Guessing based on column headers is how Esri does it in koop. On it "just working," keep in mind that PostGIS can output geometry in a variety of ways, so just including a geom
field in your SELECT
query will give you binary geometry output. You have to wrap it in ST_AsGeoJSON(geom)::json
to get it to output GeoJSON, which would probably make the most sense. If it helps, here's how I did it in my SODA API implementation - it checks if any of the fields in the SELECT
statement are of type geometry
and then wraps them in the above format.
Pinging this issue again, especially in light of the recent major datastore developments (semi-auto data dictionary; pgloader; download in alternate formats; performance improvements; triggers, etc.) and the CDO/CIO's Open Letter to the Open Data Community where they requested that geospatial data be treated as a first class data type.
We did a prototype implementation of async geocoding using background queue, using an extras metadata field to capture the state of the async geocoding job (request geocoding, being geocoded, geocoded) and then creating the geocoded file as a separate resource.
Perhaps, the community can collaborate on a geo-enabled datastore after the latest batch of datastore enhancements. This will be another big installment to move CKAN beyond "data catalog" type workloads to "data-as-infrastructure" workloads cc @amercader @wardi @davidread
https://github.com/NaturalHistoryMuseum/ckanext-dataspatial (geospatial searches; I think it assumes you have your geodata in the tables) https://github.com/derilinx/ckanext-vectorstorer / https://github.com/PublicaMundi/ckanext-vectorstorer (get GeoJSON and Shape files in via GeoServer)
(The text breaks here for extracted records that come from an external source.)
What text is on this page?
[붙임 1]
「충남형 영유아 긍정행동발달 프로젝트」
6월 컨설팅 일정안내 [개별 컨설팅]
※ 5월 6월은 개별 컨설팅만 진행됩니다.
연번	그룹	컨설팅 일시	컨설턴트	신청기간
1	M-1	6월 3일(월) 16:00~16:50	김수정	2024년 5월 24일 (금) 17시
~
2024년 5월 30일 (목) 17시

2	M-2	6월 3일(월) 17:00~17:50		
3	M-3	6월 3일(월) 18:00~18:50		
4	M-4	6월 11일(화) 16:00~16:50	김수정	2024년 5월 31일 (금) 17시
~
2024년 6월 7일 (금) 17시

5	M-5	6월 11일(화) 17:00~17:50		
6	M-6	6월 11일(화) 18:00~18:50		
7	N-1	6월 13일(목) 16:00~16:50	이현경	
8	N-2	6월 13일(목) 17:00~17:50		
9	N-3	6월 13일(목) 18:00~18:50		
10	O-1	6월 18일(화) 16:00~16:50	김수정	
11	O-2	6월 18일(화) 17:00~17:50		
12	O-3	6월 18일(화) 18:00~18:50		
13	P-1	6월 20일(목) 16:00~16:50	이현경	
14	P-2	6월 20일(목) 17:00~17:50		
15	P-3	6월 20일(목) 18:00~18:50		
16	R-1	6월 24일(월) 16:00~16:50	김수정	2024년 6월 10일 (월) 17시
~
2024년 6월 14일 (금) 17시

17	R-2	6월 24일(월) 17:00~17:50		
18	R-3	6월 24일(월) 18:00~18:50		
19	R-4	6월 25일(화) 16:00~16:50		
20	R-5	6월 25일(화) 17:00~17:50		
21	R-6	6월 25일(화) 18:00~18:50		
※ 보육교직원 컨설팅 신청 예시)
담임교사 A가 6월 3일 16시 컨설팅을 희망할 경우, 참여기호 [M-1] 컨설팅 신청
The big question is how the workflow looks for getting the data in. CKAN's support for importing XLS/CSV etc. into a database table is good but not perfect. Really slick importing of many different Geo formats is a big task. The Vectorstorer extension does a good job but it could use more work and I'm not sure GeoServer is the best solution just for imports (we can call GDAL directly instead) unless you want the other benefits of GeoServer (tile previews, dynamic conversions to other formats).
What about using the-el? It's a command-line tool to extract and load SQL tables using a JSON Table Schema. It wraps a fork of a frictionless data tool to add geospatial, carto, and oracle support. So it could be used as a python library alternatively (or the underlying thing it forks at least). /cc @awm33
Suggested via https://twitter.com/timwis/status/631068707955961861
"Do you have any plans to add geospatial queries to DataStore API? I don't see it on the roadmap and surprised no one's asked"
Datastore
A possible starting point (and an assumption) is that if the datastore db is postgis, that
datastore_search_sql
will 'just work'. The other action methods would probably need further work (to ensure insertions etc).DataPusher
The real problem is likely the type-guessing in datapusher, it needs to be able to determine that the float it has just found is a lat, or that the string it has is geojson (for example). Perhaps as a first pass this could be done based on convention of column headers? It's a bit fragile but would simplify a first version.
Possibly related to #151